How we cite our quotes: (Chapter. Paragraph)
Quote #4
"You mustn't," stammered out Stevie, violently, "it hurts." (8.27)
Stevie gets really upset when he sees a cabman whipping a horse. It's probably a good thing he doesn't have a knife on him, because from what we can tell as this point, he'd probably use it. Right after this moment, though the cabman starts poking Stevie with his weird hook-hand. He tells Stevie that the life of a nighttime cab driver isn't as glamorous as its cracked up to be, so he has to whip his horse to make as many fares as he can. Dude has a family to feed, and there's not much Stevie can do about that. Again, you see Conrad hammering away at the point of Stevie's compassion, which applies to all living things.
Quote #5
His gaze remained fixed on the ribs of the horse, self-conscious and somber, as though he were afraid to look about him at the badness of the world. (8.86)

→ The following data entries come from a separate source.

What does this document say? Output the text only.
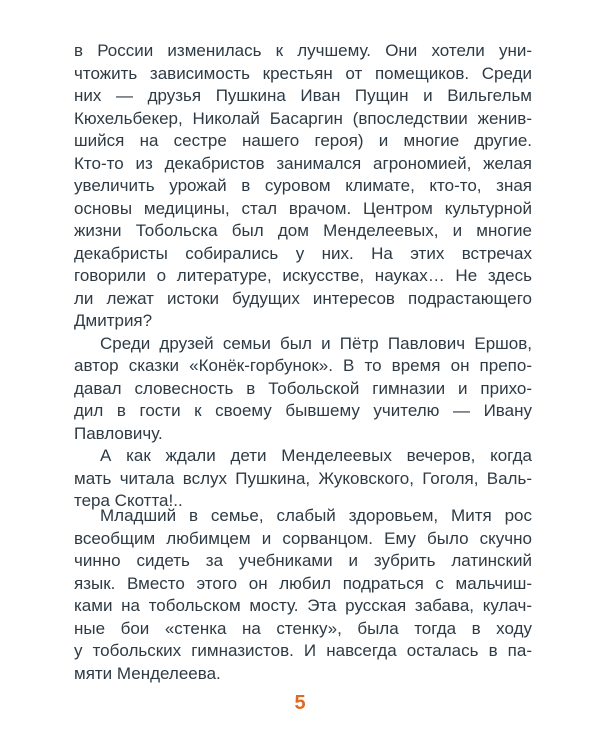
в России изменилась к лучшему. Они хотели уни-
чтожить зависимость крестьян от помещиков. Среди
них — друзья Пушкина Иван Пущин и Вильгельм
Кюхельбекер, Николай Басаргин (впоследствии женив-
шийся на сестре нашего героя) и многие другие.
Кто-то из декабристов занимался агрономией, желая
увеличить урожай в суровом климате, кто-то, зная
основы медицины, стал врачом. Центром культурной
жизни Тобольска был дом Менделеевых, и многие
декабристы собирались у них. На этих встречах
говорили о литературе, искусстве, науках… Не здесь
ли лежат истоки будущих интересов подрастающего
Дмитрия?
Среди друзей семьи был и Пётр Павлович Ершов,
автор сказки «Конёк-горбунок». В то время он препо-
давал словесность в Тобольской гимназии и прихо-
дил в гости к своему бывшему учителю — Ивану
Павловичу.
А как ждали дети Менделеевых вечеров, когда
мать читала вслух Пушкина, Жуковского, Гоголя, Валь-
тера Скотта!..
Младший в семье, слабый здоровьем, Митя рос
всеобщим любимцем и сорванцом. Ему было скучно
чинно сидеть за учебниками и зубрить латинский
язык. Вместо этого он любил подраться с мальчиш-
ками на тобольском мосту. Эта русская забава, кулач-
ные бои «стенка на стенку», была тогда в ходу
у тобольских гимназистов. И навсегда осталась в па-
мяти Менделеева.
5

When he keeps staring at the horse, Stevie starts worrying not only by the animal's painful life, but also the badness of the entire world. He tries as hard as he can to make sense of the situation, as though he might come up with some great solution to the world's problems. His sister Winnie, though, never thinks about these sorts of things because she feels that nothing can be done about them. Stevie never lets up in his efforts to figure a problem out, and in this case, the narrator ironically shows us that despite his intellectual disabilities, Stevie is actually a way deeper thinker than Winnie.
Quote #6
He could say nothing; for the tenderness to all pain and all misery, the desire to make the horse happy and the cabman happy, had reached the point of a bizarre longing to take them to bed with him. (8.88)

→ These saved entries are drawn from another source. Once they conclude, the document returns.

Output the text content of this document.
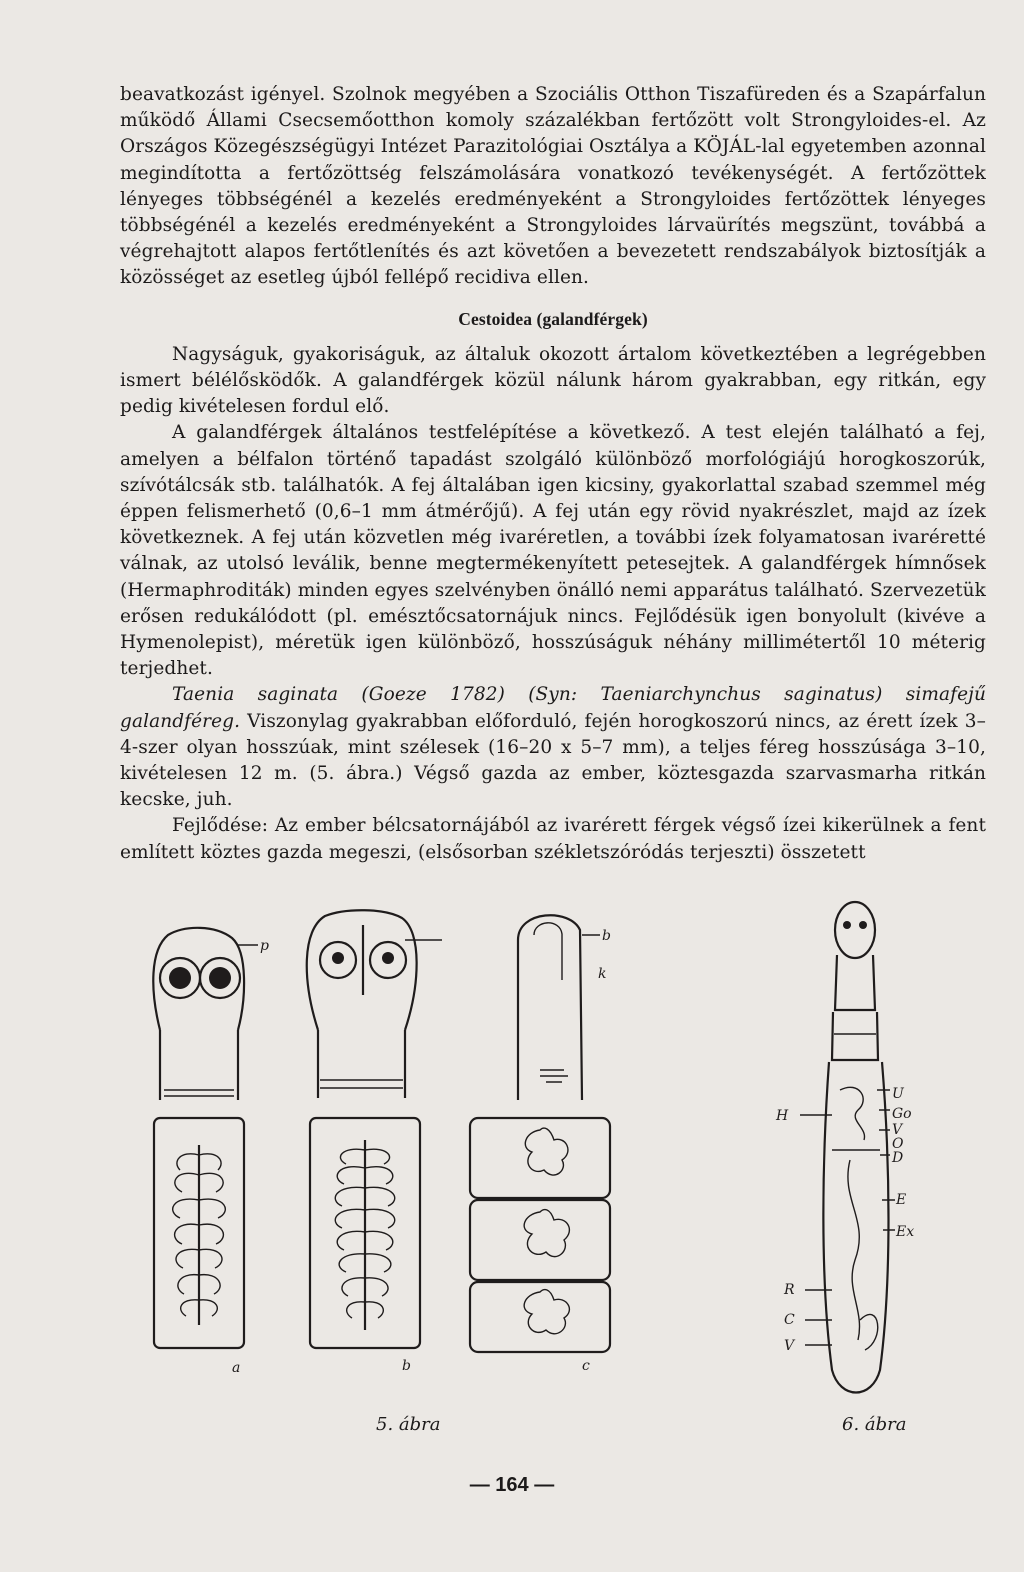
beavatkozást igényel. Szolnok megyében a Szociális Otthon Tiszafüreden és a Szapárfalun működő Állami Csecsemőotthon komoly százalékban fertőzött volt Strongyloides-el. Az Országos Közegészségügyi Intézet Parazitológiai Osztálya a KÖJÁL-lal egyetemben azonnal megindította a fertőzöttség felszámolására vonatkozó tevékenységét. A fertőzöttek lényeges többségénél a kezelés eredményeként a Strongyloides fertőzöttek lényeges többségénél a kezelés eredményeként a Strongyloides lárvaürítés megszünt, továbbá a végrehajtott alapos fertőtlenítés és azt követően a bevezetett rendszabályok biztosítják a közösséget az esetleg újból fellépő recidiva ellen.

Cestoidea (galandférgek)

Nagyságuk, gyakoriságuk, az általuk okozott ártalom következtében a legrégebben ismert bélélősködők. A galandférgek közül nálunk három gyakrabban, egy ritkán, egy pedig kivételesen fordul elő.

A galandférgek általános testfelépítése a következő. A test elején található a fej, amelyen a bélfalon történő tapadást szolgáló különböző morfológiájú horogkoszorúk, szívótálcsák stb. találhatók. A fej általában igen kicsiny, gyakorlattal szabad szemmel még éppen felismerhető (0,6–1 mm átmérőjű). A fej után egy rövid nyakrészlet, majd az ízek következnek. A fej után közvetlen még ivaréretlen, a további ízek folyamatosan ivaréretté válnak, az utolsó leválik, benne megtermékenyített petesejtek. A galandférgek hímnősek (Hermaphroditák) minden egyes szelvényben önálló nemi apparátus található. Szervezetük erősen redukálódott (pl. emésztőcsatornájuk nincs. Fejlődésük igen bonyolult (kivéve a Hymenolepist), méretük igen különböző, hosszúságuk néhány millimétertől 10 méterig terjedhet.

Taenia saginata (Goeze 1782) (Syn: Taeniarchynchus saginatus) simafejű galandféreg. Viszonylag gyakrabban előforduló, fején horogkoszorú nincs, az érett ízek 3–4-szer olyan hosszúak, mint szélesek (16–20 x 5–7 mm), a teljes féreg hosszúsága 3–10, kivételesen 12 m. (5. ábra.) Végső gazda az ember, köztesgazda szarvasmarha ritkán kecske, juh.

Fejlődése: Az ember bélcsatornájából az ivarérett férgek végső ízei kikerülnek a fent említett köztes gazda megeszi, (elsősorban székletszóródás terjeszti) összetett

p
a	b
b
k
c
U
H	Go
V
O
D
E
Ex
R
C
V
5. ábra	6. ábra
— 164 —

In his desperate attempt to think of a solution for all the pain and badness in the world, Stevie decides that he has to find an example of perfect compassion and bring everything back to it. For him, the best feeling ever is the feeling he had growing up when Winnie would take him into her bed. And no, not in a creepy way. Stevie would never associate going to bed with anything sexual. Instead, he remembers the feeling of Winnie bringing him into her bed to comfort him when he was growing up. So he wants to take this example and bring the whole world to bed with him. This passage gives us a really close look at the bond between Stevie and Winnie, while also showing how impossible it is for Stevie to heal the world. In this passage, Conrad might come closest to saying directly why he thinks compassion can't thrive on a social level.